Dikatakan Effendi, pemerintah tidak bisa memakai alasan Indonesia belum mampu. Sebab, jika memang belum mampu, maka pemerintah juga harus menjelaskan mengapa belum mampu. "Keunggulan Indonesia adalah sumber daya alam, jadi sebaiknya tidak diserahkan ke asing. Australia juga tidak memberikan sumber daya alamnya untuk dikelola asing. Seharusnya Indonesia bisa melakukan hal yang sama. Dan menurut kami bangsa kita mampu melakukan itu," ungkap Effendi.
Pada kesempatan yang sama, Deputi Operasional BP Migas Gede Pradnyana mengatakan, siapa pun yang akan menjadi operator di Blok Mahakam tidak bisa sendirian. Sebab menurutnya, persoalannya bukan hanya menyangkut permodalan, tetapi juga intelektual dan teknologi.
Gede mencontohkan, Total E&P Indonesia dalam mengelola Blok Mahakam juga berpartner dengan Inpex. Karena itu, menurut Gede, akan lebih baik jika Pertamina bekerja sama dengan perusahaan lain untuk mengelola Blok Mahakam, jika nantinya dipercayakan oleh pemerintah untuk mengelola.

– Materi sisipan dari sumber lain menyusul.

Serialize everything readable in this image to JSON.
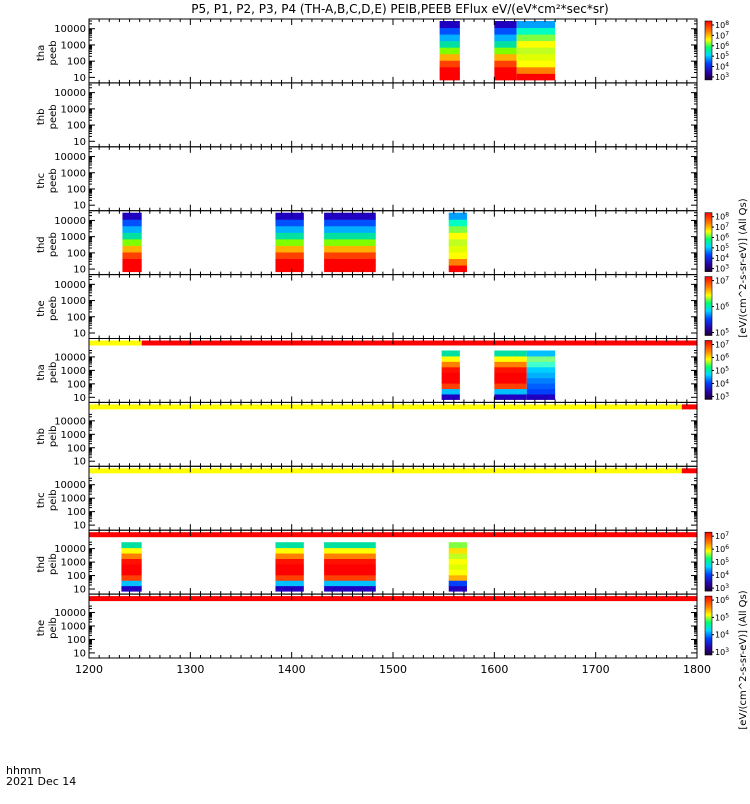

Gede menambahkan, modal investasi untuk menemukan sumber gas baru sangat besar. BP Migas memperkirakan butuh dana investasi minimal sebesar US$ 2 miliar per tahun. Karena itu, untuk memperkecil risiko bisnis migas yang sangat besar, Pertamina perlu bekerja sama dengan pihak lain.
Menurut Gede, kerjasama perlu dilakukan Pertamina lantaran operator minyak dan gas pelat merah itu dinilai belum mempunyai kemampuan di bidang teknologi maupun investasi yang memadai untuk dipercaya mengelola Blok Mahakam secara mandiri.
"Pengetahuan teknologi, kemampuan dan juga pengalaman yang patut dimiliki, saya kira juga merupakan hal yang penting. Tidak semata-mata karena masalah uang ataupun modal saja," ungkap Gede.